Drogo avait convoqué pour la cérémonie tout son khalasar et, suivis d’une foule innombrable de femmes, d’enfants, d’esclaves, étaient accourus quarante mille guerriers. Campé hors les murs avec ses immenses troupeaux, cela dressait des palais d’herbe tissée, dévorait tout ce qui lui tombait sous les yeux et ne manquait pas d’alarmer chaque jour davantage le bon peuple de la cité.
Voulant être au milieu des siens, le khal avait prêté jusqu’au jour des noces sa résidence aux princes exilés. « Mes collègues édiles ont doublé les postes de garde », lâcha un soir Illyrio par-dessus canard au miel et poivrons à l’orange.

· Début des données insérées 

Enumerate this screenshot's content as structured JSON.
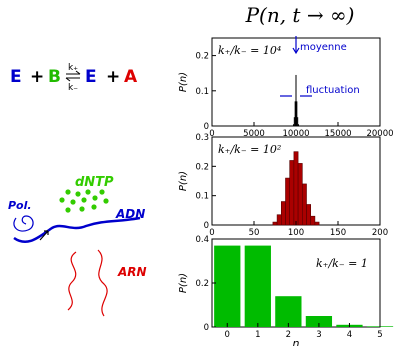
{
  "title": "P(n, t → ∞)",
  "reaction": {
    "E": "E",
    "plus1": "+",
    "B": "B",
    "k_plus": "k₊",
    "k_minus": "k₋",
    "E2": "E",
    "plus2": "+",
    "A": "A",
    "colors": {
      "E": "#0000cc",
      "B": "#22bb00",
      "A": "#dd0000"
    }
  },
  "cartoon": {
    "pol_label": "Pol.",
    "dntp_label": "dNTP",
    "adn_label": "ADN",
    "arn_label": "ARN",
    "colors": {
      "blue": "#0000cc",
      "green": "#33cc00",
      "red": "#dd0000"
    }
  },
  "chart_data": [
    {
      "type": "bar",
      "panel": "top",
      "ratio_label": "k₊/k₋ = 10⁴",
      "ylabel": "P(n)",
      "ylim": [
        0,
        0.25
      ],
      "xlim": [
        0,
        20000
      ],
      "xticks": [
        "0",
        "5000",
        "10000",
        "15000",
        "20000"
      ],
      "yticks": [
        "0",
        "0.1",
        "0.2"
      ],
      "annotations": {
        "mean": "moyenne",
        "fluct": "fluctuation"
      },
      "bar_color": "#000000",
      "bars": [
        {
          "x": 9700,
          "y": 0.005
        },
        {
          "x": 9800,
          "y": 0.025
        },
        {
          "x": 9900,
          "y": 0.07
        },
        {
          "x": 10000,
          "y": 0.145
        },
        {
          "x": 10100,
          "y": 0.07
        },
        {
          "x": 10200,
          "y": 0.025
        },
        {
          "x": 10300,
          "y": 0.005
        }
      ]
    },
    {
      "type": "bar",
      "panel": "middle",
      "ratio_label": "k₊/k₋ = 10²",
      "ylabel": "P(n)",
      "ylim": [
        0,
        0.3
      ],
      "xlim": [
        0,
        200
      ],
      "xticks": [
        "0",
        "50",
        "100",
        "150",
        "200"
      ],
      "yticks": [
        "0",
        "0.1",
        "0.2",
        "0.3"
      ],
      "bar_color": "#aa0000",
      "bars": [
        {
          "x": 75,
          "y": 0.01
        },
        {
          "x": 80,
          "y": 0.035
        },
        {
          "x": 85,
          "y": 0.08
        },
        {
          "x": 90,
          "y": 0.16
        },
        {
          "x": 95,
          "y": 0.22
        },
        {
          "x": 100,
          "y": 0.25
        },
        {
          "x": 105,
          "y": 0.21
        },
        {
          "x": 110,
          "y": 0.14
        },
        {
          "x": 115,
          "y": 0.07
        },
        {
          "x": 120,
          "y": 0.03
        },
        {
          "x": 125,
          "y": 0.01
        }
      ]
    },
    {
      "type": "bar",
      "panel": "bottom",
      "ratio_label": "k₊/k₋ = 1",
      "ylabel": "P(n)",
      "xlabel": "n",
      "ylim": [
        0,
        0.4
      ],
      "xlim": [
        -0.5,
        5
      ],
      "xticks": [
        "0",
        "1",
        "2",
        "3",
        "4",
        "5"
      ],
      "yticks": [
        "0",
        "0.2",
        "0.4"
      ],
      "bar_color": "#00bb00",
      "bars": [
        {
          "x": 0,
          "y": 0.37
        },
        {
          "x": 1,
          "y": 0.37
        },
        {
          "x": 2,
          "y": 0.14
        },
        {
          "x": 3,
          "y": 0.05
        },
        {
          "x": 4,
          "y": 0.01
        },
        {
          "x": 5,
          "y": 0.003
        }
      ]
    }
  ]
}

« Plus vite nous marierons la princesse, moins ils risqueront de ruiner Pentos en mercenaires et spadassins », plaisanta ser Jorah Mormont. Il avait offert son épée le soir même où le frère concluait la vente de sa sœur et, depuis lors, ne les quittait plus.
Maître Illyrio rit doucement dans sa barbe fourchue, mais Viserys ne daigna pas même sourire. « Drogo l’aura dès demain, s’il le souhaite, dit-il en la fixant si durement qu’elle baissa les yeux. Pourvu du moins qu’il paie le prix. »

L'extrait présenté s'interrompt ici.